雑談は基本的に爆弾の探り合い

「例えばですが」

 静かな時間の中、ニケちゃんが口を開いた。

「今の自分じゃない自分になりたいと思ったことはありますか?」

「ん?」

 これまた妙な質問である。とりあえず、体をニケちゃんへと寄せる。

「あの時こうなっていればとか、こうしていればとか。もっと言えば、ここじゃない違う世界に生まれていればとか、思ったことはありますか?」

 なんだからしくないというか、ニケちゃんにしては現実味のない話だ。こういう『意味の無い話題』は私の領分のはずなのに、珍しい。

 しかし、これまた答えにくい質問である。

 答えようによっては面倒くさいことになりかねない。

「うーん、……ないかなぁ」

「ないのですか?」

 意外そうな顔。そんなにおかしな答えでもないと思うんだけど。

「んーと、なんというか。師匠曰く、私にとっては今の状態が夢の中に居るようなものらしいから。

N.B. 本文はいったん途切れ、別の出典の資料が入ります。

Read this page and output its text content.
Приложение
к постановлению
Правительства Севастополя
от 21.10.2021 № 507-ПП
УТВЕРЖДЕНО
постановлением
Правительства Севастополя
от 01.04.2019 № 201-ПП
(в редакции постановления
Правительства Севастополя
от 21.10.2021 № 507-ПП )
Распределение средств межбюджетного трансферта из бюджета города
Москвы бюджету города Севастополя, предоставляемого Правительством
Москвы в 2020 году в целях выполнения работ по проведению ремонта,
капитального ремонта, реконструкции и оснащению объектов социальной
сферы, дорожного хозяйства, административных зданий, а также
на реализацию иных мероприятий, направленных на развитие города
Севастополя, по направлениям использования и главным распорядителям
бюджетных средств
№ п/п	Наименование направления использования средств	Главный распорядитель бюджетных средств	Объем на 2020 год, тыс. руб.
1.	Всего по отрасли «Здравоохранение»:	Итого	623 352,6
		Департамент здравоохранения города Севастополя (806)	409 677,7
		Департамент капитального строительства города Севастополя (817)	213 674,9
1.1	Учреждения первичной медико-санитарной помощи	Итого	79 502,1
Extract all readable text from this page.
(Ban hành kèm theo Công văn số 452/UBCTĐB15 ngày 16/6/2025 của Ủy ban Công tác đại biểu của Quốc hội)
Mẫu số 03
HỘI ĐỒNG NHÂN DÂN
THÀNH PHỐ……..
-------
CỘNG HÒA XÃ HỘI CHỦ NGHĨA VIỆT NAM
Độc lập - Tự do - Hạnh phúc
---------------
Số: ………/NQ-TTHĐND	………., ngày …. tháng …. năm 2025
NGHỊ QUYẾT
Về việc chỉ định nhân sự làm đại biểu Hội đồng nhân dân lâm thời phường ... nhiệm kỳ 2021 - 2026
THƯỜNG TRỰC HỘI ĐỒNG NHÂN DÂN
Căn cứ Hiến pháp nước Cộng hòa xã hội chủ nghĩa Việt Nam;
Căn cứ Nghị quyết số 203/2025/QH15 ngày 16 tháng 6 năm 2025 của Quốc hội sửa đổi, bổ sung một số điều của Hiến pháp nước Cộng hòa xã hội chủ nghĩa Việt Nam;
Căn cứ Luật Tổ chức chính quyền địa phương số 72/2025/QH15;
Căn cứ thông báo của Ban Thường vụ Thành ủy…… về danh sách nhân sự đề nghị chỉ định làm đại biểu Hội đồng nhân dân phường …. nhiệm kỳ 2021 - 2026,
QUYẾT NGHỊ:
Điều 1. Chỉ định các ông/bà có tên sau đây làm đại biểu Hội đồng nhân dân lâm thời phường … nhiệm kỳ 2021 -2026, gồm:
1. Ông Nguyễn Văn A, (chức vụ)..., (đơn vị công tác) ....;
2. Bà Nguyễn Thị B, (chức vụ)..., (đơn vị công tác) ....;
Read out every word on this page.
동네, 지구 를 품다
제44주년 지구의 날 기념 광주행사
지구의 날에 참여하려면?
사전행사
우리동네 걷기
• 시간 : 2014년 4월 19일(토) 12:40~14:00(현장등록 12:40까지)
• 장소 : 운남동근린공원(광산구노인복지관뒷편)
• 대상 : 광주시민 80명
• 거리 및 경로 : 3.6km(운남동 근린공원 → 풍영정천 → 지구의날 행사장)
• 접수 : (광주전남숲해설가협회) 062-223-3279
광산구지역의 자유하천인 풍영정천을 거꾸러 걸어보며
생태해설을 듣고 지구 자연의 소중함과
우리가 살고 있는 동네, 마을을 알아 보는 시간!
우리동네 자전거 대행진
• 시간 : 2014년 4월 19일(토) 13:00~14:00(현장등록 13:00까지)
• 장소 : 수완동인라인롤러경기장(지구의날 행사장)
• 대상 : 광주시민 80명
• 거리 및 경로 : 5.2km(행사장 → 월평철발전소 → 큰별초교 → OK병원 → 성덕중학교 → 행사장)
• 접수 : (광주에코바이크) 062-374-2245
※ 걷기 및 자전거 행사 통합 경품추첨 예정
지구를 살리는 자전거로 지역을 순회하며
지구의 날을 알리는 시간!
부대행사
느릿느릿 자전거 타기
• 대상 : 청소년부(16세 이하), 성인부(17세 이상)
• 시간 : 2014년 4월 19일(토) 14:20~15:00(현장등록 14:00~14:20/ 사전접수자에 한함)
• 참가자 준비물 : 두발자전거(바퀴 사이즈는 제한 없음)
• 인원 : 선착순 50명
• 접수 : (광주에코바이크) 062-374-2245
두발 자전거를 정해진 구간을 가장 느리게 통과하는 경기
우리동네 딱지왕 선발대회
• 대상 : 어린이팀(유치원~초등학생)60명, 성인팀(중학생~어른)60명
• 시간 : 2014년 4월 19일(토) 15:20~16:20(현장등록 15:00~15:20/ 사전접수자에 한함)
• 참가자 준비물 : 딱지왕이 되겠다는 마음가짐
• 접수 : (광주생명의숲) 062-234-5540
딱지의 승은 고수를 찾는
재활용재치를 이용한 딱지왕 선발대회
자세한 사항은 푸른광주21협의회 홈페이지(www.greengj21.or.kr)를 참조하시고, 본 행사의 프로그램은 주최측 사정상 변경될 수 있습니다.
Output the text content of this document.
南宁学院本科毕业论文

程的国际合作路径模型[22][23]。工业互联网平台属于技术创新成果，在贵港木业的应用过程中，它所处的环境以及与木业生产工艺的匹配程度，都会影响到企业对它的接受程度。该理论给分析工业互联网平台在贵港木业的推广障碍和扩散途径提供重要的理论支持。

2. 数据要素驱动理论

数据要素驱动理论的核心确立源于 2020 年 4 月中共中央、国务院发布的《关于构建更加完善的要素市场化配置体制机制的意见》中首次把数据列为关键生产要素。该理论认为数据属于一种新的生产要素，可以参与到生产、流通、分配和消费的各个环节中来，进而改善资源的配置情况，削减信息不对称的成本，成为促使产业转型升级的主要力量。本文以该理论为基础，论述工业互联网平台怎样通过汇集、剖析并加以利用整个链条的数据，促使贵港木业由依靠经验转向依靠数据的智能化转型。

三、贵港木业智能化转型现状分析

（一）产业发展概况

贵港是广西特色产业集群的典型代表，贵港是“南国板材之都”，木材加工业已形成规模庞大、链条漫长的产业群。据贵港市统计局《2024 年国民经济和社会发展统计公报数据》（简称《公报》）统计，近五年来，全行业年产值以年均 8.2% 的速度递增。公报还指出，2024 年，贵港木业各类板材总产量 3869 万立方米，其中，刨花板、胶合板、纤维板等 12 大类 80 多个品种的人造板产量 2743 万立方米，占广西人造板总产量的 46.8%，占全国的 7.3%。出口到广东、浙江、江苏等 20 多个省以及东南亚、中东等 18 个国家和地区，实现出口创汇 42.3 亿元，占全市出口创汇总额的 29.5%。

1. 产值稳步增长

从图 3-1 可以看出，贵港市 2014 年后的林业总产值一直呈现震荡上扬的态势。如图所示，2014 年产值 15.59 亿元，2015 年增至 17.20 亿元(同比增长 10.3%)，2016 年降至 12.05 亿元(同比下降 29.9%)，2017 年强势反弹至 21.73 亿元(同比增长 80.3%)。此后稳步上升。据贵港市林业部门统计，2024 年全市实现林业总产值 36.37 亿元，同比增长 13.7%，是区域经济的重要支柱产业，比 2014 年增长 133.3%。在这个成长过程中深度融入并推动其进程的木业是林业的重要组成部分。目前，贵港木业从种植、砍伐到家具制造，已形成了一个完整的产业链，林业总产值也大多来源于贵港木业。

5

だから私はいつだって好きなように動くし、いつでも思うように生きているのです」

 それが出来るくらいの知識と技術も教えてもらえたし、師匠様様です。……見つけたらぶん殴るけど。

「今の状態が夢の中、ですか」

 あ、そこを掘り下げられるのはちょっと面倒くさい。できる限り正直に答えたつもりだけど、引っかかっちゃったかな。

「……うん、いいですね。気に入りました」

 ……おや?

「モモのお師匠さまもなかなかいいこと言うじゃないですか」

 何故かご機嫌になったご様子のニケちゃん。

 どういうことか尋ねようにも、私にとっても爆弾が眠っている話題を掘り下げるわけにもいかず、微妙に釈然としないまま話は終了した。

 そういえば、ニケちゃんはどうだったんだろう。

 違う世界に生まれたかった、なんて思ったりするのだろうか。